В этот вечер Лю Сянцюнь не раз помыл руки, вновь и вновь растопыривая пальцы.
– Понюхай, неважно, как я их мою, все без толку. Много раз натирал мылом, и все равно запах еще остался, – сказал он жене.
Кан Лянь обеспокоенно оперлась об изголовье кровати; сегодня, когда старик назвал ее «матушкой», и она внезапно осознала, что уже состарилась, но ей снова захотелось побыть матерью.
Распорядок дня похож на шаблон. В четыре часа после полудня очередная прогулка: Кан Лянь вместе со свекром пришли на площадку. На ней собрались женщины, которые уже вышли на пенсию и обладали богатым жизненным опытом. На старости лет они вновь примеряют на себя роль детей, пристально наблюдают друг за другом и смакуют общие радости и печали особенно по-дружески. Одетые в яркие штаны, обладательницы тучных фигур изливают желчь по бытовым вопросам, ворчат на невесток за их проступки, спешат поделиться, где можно добыть редкое лекарство, а где бесплатно опробовать на себе терапевтические приборы.
Самые ранние воспоминания Кан Лянь об этой площадке были совсем не радостные. В тот день она пришла сюда вместе со свекром, и люди с большим интересом их разглядывали, а некоторые не удержались от комментариев:
– Посмотри на этих двоих пожилых супругов, так непринужденно проживают свои деньки.
Глаза Кан Лянь округлились, стиснув зубы, она произнесла:
– Как вы смеете? Он мой свекор.
Старику было восемьдесят пять лет, а жене сына – шестьдесят один, но их пожилой внешний вид стирал правду о том, что они принадлежали двум разным поколениям. В такой ситуации она чувствовала себя неловко, ее это задевало. Кан Лянь уже давно состарилась, но до сих пор занималась тяжелым трудом и в свои шестьдесят лет жертвовала своими интересами во благо других. Бабушки, услышав ее ответ, уточняли:
– А мужчина твой? Еще не на пенсии?
На площадке царила атмосфера мещанства и удушливой приземленности, тут собирались и обсуждали волнующие семейные проблемы. Очевидно, женщины, имея большой опыт, пытались наставлять Кан Лянь на путь истинный, однако она уклонялась от этого, уставившись пустым взглядом куда-то вдаль, не желая продолжать беседу. Что она могла им ответить? Лю Сянцюнь всегда был заведующим производственным отделом на государственной шерстопрядильной фабрике, жаль только, что большая фабрика, где трудились две тысячи рабочих, в один миг разорилась, иначе он спокойно получал бы сейчас пенсию дома. Зачем бы ему тогда, такому старому, идти на временную должность на частное предприятие?
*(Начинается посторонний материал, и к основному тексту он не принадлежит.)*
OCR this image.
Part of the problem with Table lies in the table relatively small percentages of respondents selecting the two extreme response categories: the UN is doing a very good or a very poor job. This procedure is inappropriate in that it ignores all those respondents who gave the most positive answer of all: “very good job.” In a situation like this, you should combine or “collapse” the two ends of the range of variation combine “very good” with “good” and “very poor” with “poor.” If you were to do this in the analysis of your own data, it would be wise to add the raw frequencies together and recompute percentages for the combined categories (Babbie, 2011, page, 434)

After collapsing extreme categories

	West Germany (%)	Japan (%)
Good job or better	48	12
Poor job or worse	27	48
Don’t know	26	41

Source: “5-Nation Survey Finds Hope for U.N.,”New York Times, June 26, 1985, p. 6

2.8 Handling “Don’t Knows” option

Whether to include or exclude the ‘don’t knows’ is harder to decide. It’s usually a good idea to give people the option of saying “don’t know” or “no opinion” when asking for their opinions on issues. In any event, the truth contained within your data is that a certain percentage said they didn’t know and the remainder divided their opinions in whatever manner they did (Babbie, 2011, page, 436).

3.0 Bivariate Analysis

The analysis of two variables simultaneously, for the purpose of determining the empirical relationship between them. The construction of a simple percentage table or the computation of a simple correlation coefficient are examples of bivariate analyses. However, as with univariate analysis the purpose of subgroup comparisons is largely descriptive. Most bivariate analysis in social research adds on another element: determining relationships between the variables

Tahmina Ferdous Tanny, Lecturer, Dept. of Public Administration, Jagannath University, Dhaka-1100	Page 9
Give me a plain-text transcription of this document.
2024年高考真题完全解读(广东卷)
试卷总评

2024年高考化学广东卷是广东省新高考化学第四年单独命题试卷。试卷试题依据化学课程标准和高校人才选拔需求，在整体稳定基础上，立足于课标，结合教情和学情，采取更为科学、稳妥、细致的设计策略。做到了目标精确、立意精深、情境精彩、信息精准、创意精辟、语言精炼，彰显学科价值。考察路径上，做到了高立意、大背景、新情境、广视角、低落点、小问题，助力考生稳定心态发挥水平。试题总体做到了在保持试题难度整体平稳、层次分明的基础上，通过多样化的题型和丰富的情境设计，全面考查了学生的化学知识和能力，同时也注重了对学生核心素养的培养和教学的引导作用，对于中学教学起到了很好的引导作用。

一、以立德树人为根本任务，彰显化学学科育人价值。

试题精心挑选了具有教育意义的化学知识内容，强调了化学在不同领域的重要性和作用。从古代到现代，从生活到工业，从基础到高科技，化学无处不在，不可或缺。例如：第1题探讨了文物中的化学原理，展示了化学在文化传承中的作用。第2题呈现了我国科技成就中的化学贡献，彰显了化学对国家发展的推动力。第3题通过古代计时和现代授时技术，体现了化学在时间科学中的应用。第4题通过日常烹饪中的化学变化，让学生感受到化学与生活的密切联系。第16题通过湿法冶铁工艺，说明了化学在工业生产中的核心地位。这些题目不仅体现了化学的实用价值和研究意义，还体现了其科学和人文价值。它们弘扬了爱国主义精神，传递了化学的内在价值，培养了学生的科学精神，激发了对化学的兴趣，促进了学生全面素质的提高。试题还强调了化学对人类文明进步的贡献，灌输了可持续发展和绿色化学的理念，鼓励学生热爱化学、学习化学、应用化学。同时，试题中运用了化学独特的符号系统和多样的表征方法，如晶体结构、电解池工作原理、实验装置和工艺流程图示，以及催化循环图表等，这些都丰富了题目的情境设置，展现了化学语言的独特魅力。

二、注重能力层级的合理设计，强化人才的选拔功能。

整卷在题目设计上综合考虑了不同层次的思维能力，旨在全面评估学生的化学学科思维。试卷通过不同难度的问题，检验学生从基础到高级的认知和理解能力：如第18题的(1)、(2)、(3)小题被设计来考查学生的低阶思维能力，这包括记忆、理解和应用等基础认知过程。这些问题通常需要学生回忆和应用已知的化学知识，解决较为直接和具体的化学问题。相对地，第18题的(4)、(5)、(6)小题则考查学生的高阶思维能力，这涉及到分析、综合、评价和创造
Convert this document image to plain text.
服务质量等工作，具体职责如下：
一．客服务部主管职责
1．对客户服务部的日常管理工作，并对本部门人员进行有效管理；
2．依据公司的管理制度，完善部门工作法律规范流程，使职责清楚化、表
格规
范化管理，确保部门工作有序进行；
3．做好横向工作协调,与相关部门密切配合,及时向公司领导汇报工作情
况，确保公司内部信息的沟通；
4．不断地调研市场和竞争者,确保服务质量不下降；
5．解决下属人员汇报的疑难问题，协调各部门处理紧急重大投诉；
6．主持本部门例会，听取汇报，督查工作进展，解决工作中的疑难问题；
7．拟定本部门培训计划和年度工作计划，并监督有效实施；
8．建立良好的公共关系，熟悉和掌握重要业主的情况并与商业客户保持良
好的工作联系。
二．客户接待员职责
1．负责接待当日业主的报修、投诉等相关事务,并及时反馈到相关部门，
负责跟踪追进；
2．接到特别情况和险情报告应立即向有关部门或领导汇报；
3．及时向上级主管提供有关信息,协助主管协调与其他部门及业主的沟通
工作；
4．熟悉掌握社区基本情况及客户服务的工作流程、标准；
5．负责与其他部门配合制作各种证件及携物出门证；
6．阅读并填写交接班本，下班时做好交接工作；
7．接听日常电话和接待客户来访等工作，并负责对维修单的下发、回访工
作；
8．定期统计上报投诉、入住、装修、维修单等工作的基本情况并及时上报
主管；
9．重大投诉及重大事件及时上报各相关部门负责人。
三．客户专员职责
Кан Лян со свекром часто встречали рядом с тренажерами старика Ли. Ему было семьдесят с небольшим лет, в молодости в коммуне был на побегушках у Лю; уклончивый и хитрый человек, позже он смог достичь высокого положения. В глазах простых людей ему несказанно повезло: в среднем возрасте хорошо устроился, а в старости оставался таким же крепким и здоровым. Старик Ли горячо их поприветствовал:
– Дружище Лю, это я, Ли Ханьтин.
Лю подумал-подумал и, засмеявшись, ответил:
– Помню, ты мой знакомый.
Старик Ли улыбнулся и ничего не сказал, взгляд его был полон жалости: этот дед Лю прожил целую жизнь, и нет ее больше у него, всю исчерпал до конца. Старик Ли, сохраняя манеры и воспитанность ушедшего на пенсию ганьбу[181]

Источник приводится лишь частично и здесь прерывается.